Scott Girard:

An outside agency could soon be reviewing and updating the Madison Metropolitan School District’s policies.

Neola, based in Ohio with consultants based in Wisconsin, has more than 1,000 client districts around the country, including 269 in Wisconsin, where it has worked since 1989. In Dane County, those districts include DeForest, Stoughton, McFarland and Monona Grove.

MMSD spokesperson Tim LeMonds said the district’s legal services department needs the help, and confirmed it’s a partnership the district is “strongly considering.”

The department has four staff members, according to the district’s website: a secretary, Title IX investigator/Affirmative Action officer, general legal counsel and associate general legal counsel.

“We have such a small legal counsel that we need support on the policy piece,” LeMonds said. “Primarily the service that they’ll be providing is not writing the policy but working with us to update policy.

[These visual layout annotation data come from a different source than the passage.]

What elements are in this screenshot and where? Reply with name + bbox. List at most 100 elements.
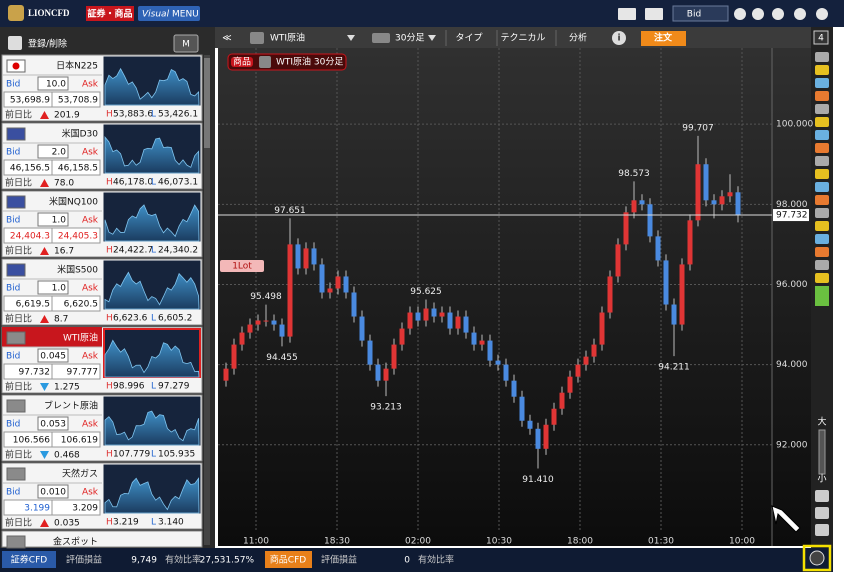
header-icon[interactable] [816,8,828,20]
bid[interactable]: 24,404.3 [10,232,50,242]
change-arrow [40,451,49,459]
spread-box [37,416,69,431]
edit[interactable]: 登録/削除 [28,38,67,50]
candle-body [247,324,253,333]
candle-body [327,288,333,293]
order-bg[interactable] [641,31,686,46]
tool-icon[interactable] [815,507,829,519]
order[interactable]: 注文 [654,32,673,44]
header-icon[interactable] [734,8,746,20]
bid[interactable]: 97.732 [19,368,51,378]
tool-icon[interactable] [815,221,829,231]
ask[interactable]: 53,708.9 [58,96,98,106]
edit-icon[interactable] [8,36,22,50]
tool-icon[interactable] [815,247,829,257]
tool-icon[interactable] [815,524,829,536]
tool-icon[interactable] [815,130,829,140]
tool-icon[interactable] [815,78,829,88]
candle-body [431,308,437,317]
toolbar-button[interactable]: 分析 [569,32,587,44]
price-type-select[interactable] [672,5,729,22]
high: 3.219 [113,518,139,528]
menu-bg[interactable] [138,6,200,21]
layout-count[interactable]: 4 [818,34,824,44]
ask[interactable]: 6,620.5 [64,300,98,310]
high: 24,422.7 [113,246,153,256]
header-icon[interactable] [645,8,663,20]
candle-body [607,276,613,313]
header-icon[interactable] [752,8,764,20]
tool-icon[interactable] [815,260,829,270]
ask[interactable]: 3.209 [72,504,98,514]
instrument-name: WTI原油 [63,332,98,344]
header-icon[interactable] [618,8,636,20]
timeframe[interactable]: 30分足 [395,33,424,44]
menu-visual[interactable]: Visual [142,10,170,20]
scroll-top-button[interactable] [809,550,825,566]
bid[interactable]: 3.199 [24,504,50,514]
high-label: H [106,450,113,460]
bid[interactable]: 46,156.5 [10,164,50,174]
candle-body [255,320,261,325]
candle-body [703,164,709,201]
bid[interactable]: 106.566 [13,436,50,446]
candle-body [623,212,629,245]
tool-icon[interactable] [815,195,829,205]
change: 201.9 [54,111,80,121]
bid[interactable]: 53,698.9 [10,96,50,106]
instrument-card[interactable] [1,530,203,548]
price-type[interactable]: Bid [687,10,701,20]
tool-icon[interactable] [815,490,829,502]
tool-icon[interactable] [815,273,829,283]
change-arrow [40,179,49,187]
layout-box[interactable] [813,30,829,45]
tool-icon[interactable] [815,52,829,62]
zoom-slider[interactable] [818,429,826,475]
ask[interactable]: 24,405.3 [58,232,98,242]
tool-icon[interactable] [815,65,829,75]
tool-icon[interactable] [815,143,829,153]
tool-icon[interactable] [815,117,829,127]
tool-icon[interactable] [815,104,829,114]
toolbar-button[interactable]: タイプ [455,33,482,44]
tool-icon[interactable] [815,182,829,192]
tool-icon[interactable] [815,169,829,179]
instrument-name: 金スポット [53,536,98,548]
low-label: L [151,382,156,392]
ask[interactable]: 97.777 [67,368,99,378]
menu[interactable]: MENU [172,10,199,20]
current-price-box [773,209,809,222]
low-label: L [151,314,156,324]
symbol[interactable]: WTI原油 [270,32,305,44]
header-icon[interactable] [794,8,806,20]
bid[interactable]: 6,619.5 [16,300,50,310]
ask[interactable]: 46,158.5 [58,164,98,174]
info-bg[interactable] [612,31,626,45]
lot-box[interactable] [220,260,264,272]
change: 0.035 [54,519,80,529]
tool-icon[interactable] [815,208,829,218]
lot[interactable]: 1Lot [232,262,252,272]
tool-icon[interactable] [815,234,829,244]
pl-label: 評価損益 [321,554,357,566]
toolbar-button[interactable]: テクニカル [500,33,545,44]
price-annotation: 95.498 [250,292,282,302]
tool-icon[interactable] [815,156,829,166]
candle-body [335,276,341,289]
collapse[interactable]: ≪ [222,34,231,44]
mode-button[interactable] [173,34,199,53]
ask-label: Ask [82,148,99,158]
ask[interactable]: 106.619 [61,436,98,446]
tool-icon[interactable] [815,91,829,101]
scroll-thumb[interactable] [204,58,210,148]
mode[interactable]: M [182,40,190,50]
zoom-small[interactable]: 小 [817,474,826,485]
header-icon[interactable] [772,8,784,20]
spread-box [37,280,69,295]
info[interactable]: i [617,34,620,44]
bid-label: Bid [6,216,20,226]
tool-icon[interactable] [815,286,829,306]
scrollbar[interactable] [204,55,210,545]
x-tick-label: 18:00 [567,537,593,547]
zoom-large[interactable]: 大 [817,416,826,428]
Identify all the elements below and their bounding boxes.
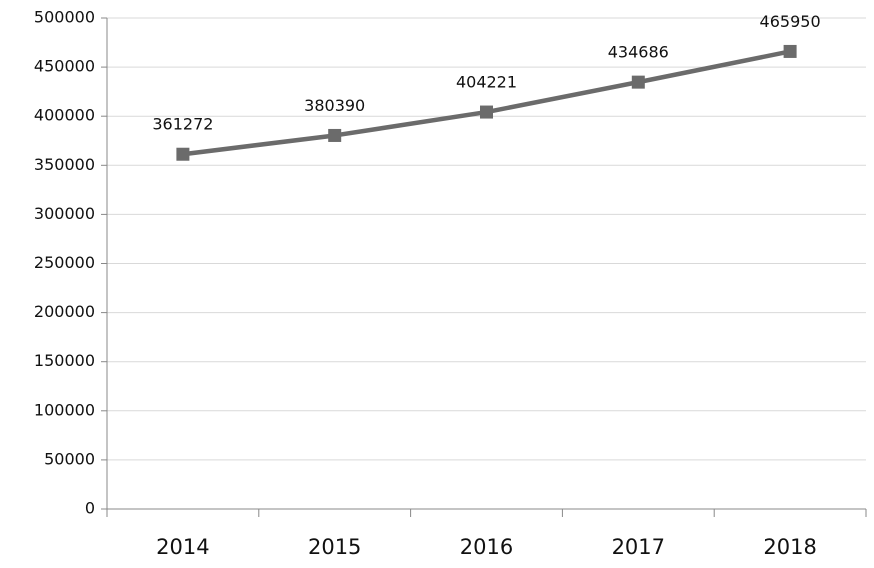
y-tick-label: 500000 <box>34 8 95 27</box>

There’s a lot of them, some are several years old and just need to be updated.”

But School Board member Nicki Vander Meulen, who is one of two board members on the board’s policy work team, is concerned that working with Neola will leave the district with boilerplate policies that aren’t applicable to local concerns.

“This is one of the most important things the board does,” Vander Meulen said.

Neola has more than 400 policy templates that “cover the vast array of issues facing K-12 school districts,” according to its website, though it “does not recommend the use or incorporation of district-specific materials.” While the company will provide legal assistance for claims that the policies do not “accurately reflect what is required by state and federal law,” the district is liable for risks related to included district-specific materials.

Vander Meulen is also concerned about the timing of the discussions, given new superintendent Matthew Gutierrez starts on June 1. She said any negotiations now make it seem like the administration “wants to limit his power.”

“Do we want him to be able to effect change in the district or do we want to force policy on him?” she said.

No matter the cost, Vander Meulen said it would be “incredibly problematic” to give up policy writing duties, one of the board’s “core functions.”

Madison has long tolerated disastrous reading results, despite spending far more than most taxpayer supported K-12 School Districts.